Propagande, idéologie, charisme… Autant de sujets intéressant la psychologie politique, encore peu développée en France. Professeur de psychologie sociale à l’Université de Caen, fondateur de l’Association française de psychologie politique, et directeur de la revue (en ligne) Les Cahiers de psychologie politique, Alexandre Dorna nous présente cette discipline. Il est notamment l’auteur de Études et chantiers de psychologie politique (L’Harmattan, 2006), et, avec Jean Quellien et Stéphane Simonnet, La propagande : images, paroles et manipulation (L’Harmattan, 2008).
Vous définissez la psychologie politique comme un « carrefour », faisant appel à plusieurs disciplines des sciences humaines. Quelles sont ses origines ?

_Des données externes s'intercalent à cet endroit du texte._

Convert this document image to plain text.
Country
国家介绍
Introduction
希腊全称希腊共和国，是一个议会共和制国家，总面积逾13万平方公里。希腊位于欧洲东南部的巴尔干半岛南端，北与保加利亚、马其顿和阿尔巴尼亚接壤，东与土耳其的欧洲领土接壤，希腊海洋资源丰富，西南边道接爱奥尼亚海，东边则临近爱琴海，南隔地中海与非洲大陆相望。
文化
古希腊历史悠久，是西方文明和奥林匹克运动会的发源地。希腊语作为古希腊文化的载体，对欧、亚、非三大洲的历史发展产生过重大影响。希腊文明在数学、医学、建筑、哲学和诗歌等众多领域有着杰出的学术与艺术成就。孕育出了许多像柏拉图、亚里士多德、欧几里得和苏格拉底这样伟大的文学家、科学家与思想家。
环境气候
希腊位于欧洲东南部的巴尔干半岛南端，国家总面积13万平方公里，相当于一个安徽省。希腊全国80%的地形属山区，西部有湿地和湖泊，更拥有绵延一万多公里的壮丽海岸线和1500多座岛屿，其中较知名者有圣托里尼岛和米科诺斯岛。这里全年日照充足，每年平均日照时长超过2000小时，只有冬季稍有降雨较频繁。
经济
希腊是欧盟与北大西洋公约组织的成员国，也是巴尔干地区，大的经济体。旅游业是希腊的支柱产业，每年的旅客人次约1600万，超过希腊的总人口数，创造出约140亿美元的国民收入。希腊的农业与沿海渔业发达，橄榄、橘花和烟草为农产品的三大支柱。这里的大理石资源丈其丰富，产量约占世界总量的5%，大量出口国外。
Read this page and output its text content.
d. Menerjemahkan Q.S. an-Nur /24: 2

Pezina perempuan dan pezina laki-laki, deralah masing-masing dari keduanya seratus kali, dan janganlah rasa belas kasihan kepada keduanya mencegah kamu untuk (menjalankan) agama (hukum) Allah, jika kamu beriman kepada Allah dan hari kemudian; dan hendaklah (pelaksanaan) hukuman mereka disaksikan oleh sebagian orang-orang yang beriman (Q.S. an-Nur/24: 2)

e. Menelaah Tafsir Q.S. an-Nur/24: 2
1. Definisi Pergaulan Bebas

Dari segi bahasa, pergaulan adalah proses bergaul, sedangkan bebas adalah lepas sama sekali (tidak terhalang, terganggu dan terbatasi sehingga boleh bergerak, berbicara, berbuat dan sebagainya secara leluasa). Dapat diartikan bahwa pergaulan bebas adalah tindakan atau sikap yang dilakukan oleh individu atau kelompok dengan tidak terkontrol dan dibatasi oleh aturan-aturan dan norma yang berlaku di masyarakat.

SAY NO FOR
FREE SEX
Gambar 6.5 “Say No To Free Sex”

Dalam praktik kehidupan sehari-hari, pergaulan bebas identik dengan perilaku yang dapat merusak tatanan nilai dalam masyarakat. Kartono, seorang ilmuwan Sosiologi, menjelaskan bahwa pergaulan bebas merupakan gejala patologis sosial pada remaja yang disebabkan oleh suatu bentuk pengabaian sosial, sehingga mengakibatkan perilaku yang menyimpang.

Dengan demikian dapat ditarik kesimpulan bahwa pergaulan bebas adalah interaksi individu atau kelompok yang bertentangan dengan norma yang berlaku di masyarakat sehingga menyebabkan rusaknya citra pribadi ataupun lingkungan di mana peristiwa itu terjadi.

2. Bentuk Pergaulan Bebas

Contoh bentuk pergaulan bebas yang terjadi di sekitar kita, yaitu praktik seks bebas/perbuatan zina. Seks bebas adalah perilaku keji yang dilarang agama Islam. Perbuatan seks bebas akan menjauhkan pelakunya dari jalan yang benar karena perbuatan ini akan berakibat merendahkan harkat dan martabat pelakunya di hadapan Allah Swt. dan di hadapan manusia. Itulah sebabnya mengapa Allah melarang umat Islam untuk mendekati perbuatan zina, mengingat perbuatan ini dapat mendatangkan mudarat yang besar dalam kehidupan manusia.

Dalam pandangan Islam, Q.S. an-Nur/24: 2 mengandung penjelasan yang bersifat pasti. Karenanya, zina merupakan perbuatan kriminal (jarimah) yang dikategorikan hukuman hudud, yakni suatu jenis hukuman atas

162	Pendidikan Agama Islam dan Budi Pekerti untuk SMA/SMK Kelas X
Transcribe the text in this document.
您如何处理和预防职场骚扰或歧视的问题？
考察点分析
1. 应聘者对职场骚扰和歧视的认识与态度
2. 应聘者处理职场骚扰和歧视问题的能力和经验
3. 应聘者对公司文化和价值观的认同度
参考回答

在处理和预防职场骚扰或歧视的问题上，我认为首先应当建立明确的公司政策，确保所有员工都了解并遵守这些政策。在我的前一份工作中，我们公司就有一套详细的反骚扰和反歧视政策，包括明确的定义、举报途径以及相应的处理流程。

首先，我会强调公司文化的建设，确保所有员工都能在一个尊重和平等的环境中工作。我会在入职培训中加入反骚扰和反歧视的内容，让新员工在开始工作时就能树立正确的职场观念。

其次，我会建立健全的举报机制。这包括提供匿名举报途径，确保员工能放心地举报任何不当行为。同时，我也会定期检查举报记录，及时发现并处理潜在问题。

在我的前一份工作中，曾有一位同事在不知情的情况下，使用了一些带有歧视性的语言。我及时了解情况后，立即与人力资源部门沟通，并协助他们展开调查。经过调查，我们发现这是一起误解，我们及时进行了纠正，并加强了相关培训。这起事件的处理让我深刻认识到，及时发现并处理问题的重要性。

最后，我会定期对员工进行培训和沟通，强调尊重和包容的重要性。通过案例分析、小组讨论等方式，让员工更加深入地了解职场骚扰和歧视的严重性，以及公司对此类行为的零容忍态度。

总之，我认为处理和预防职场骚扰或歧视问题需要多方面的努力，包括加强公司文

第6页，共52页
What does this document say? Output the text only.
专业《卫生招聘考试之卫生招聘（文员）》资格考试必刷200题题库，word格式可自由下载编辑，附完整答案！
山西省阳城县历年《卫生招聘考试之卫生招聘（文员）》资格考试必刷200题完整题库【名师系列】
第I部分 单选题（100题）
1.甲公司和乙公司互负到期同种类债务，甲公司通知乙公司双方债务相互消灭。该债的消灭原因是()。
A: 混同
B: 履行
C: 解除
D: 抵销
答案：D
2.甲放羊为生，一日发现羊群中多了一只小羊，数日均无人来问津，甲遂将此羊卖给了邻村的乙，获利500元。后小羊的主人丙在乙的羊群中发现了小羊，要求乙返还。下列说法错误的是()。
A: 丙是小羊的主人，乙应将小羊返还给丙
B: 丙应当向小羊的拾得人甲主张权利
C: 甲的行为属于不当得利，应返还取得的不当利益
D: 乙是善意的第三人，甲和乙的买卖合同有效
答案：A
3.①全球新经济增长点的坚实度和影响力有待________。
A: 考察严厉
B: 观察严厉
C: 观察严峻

À la fin du XIXe siècle, Gustave Le Bon écrit un ouvrage comportant le terme « psychologie politique », et un autre plus célèbre intitulé Psychologie des foules. Dans le contexte de révolution industrielle s’exprime alors une « peur » de la foule, perçue comme menaçante pour le pouvoir. Divers auteurs européens, dont Le Bon, cherchent à expliquer le fonctionnement de cette foule, pour comprendre et peut-être prédire les évènements liés aux phénomènes de masse, d’action collective.
La réflexion sur la psychologie et la politique se poursuit dans les années 1920-1930 avec l’émergence inédite du fascisme, dans un contexte de crise économique mais aussi intellectuelle, et de crise des valeurs en Europe. Wilhelm Reich, collaborateur de Freud, est l’un des premiers à lancer un cri d’alerte avec un livre sur la psychologie de masse du fascisme, en montrant que l’on ne peut expliquer le phénomène fasciste uniquement d’un point de vue purement rationnel, économique ou social, mais que des déterminismes psychologiques sont en jeu dans l’éclosion de ces régimes. Le sociologue Max Weber avait anticipé l’importance du charisme en politique. Et Serge Tchakhotine, personnage étonnant, étudiera les phénomènes de manipulation de masse, les techniques de propagande politique, et la présence d’un type de leadership charismatique dans les régimes fascistes.
Dans les années 1940, Theodor Adorno et d’autres, avec l’échelle de la personnalité autoritaire, donnent naissance à une branche de la psychologie politique associée aux phénomènes totalitaires. L’École de Francfort, groupant des chercheurs en sciences sociales qui émigrent aux Etats-Unis, influencera les psychologues des années 1960-1970 comme Milgram, célèbre pour son expérience sur la soumission à l’autorité, ou Zimbardo, avec l’expérience sur la « prison » à Stanford, et indirectement Christophe Lasch, auteur d’un ouvrage sur la « culture narcissique ». Les traces de la psychologie politique sont donc variées. Au moment de la décolonisation, certains intellectuels, sans être psychologues politiques, tel Fanon, ou Martin-Baro en Amérique latine, ont aussi posé la problématique des mouvements de libération des peuples en termes psychologiques.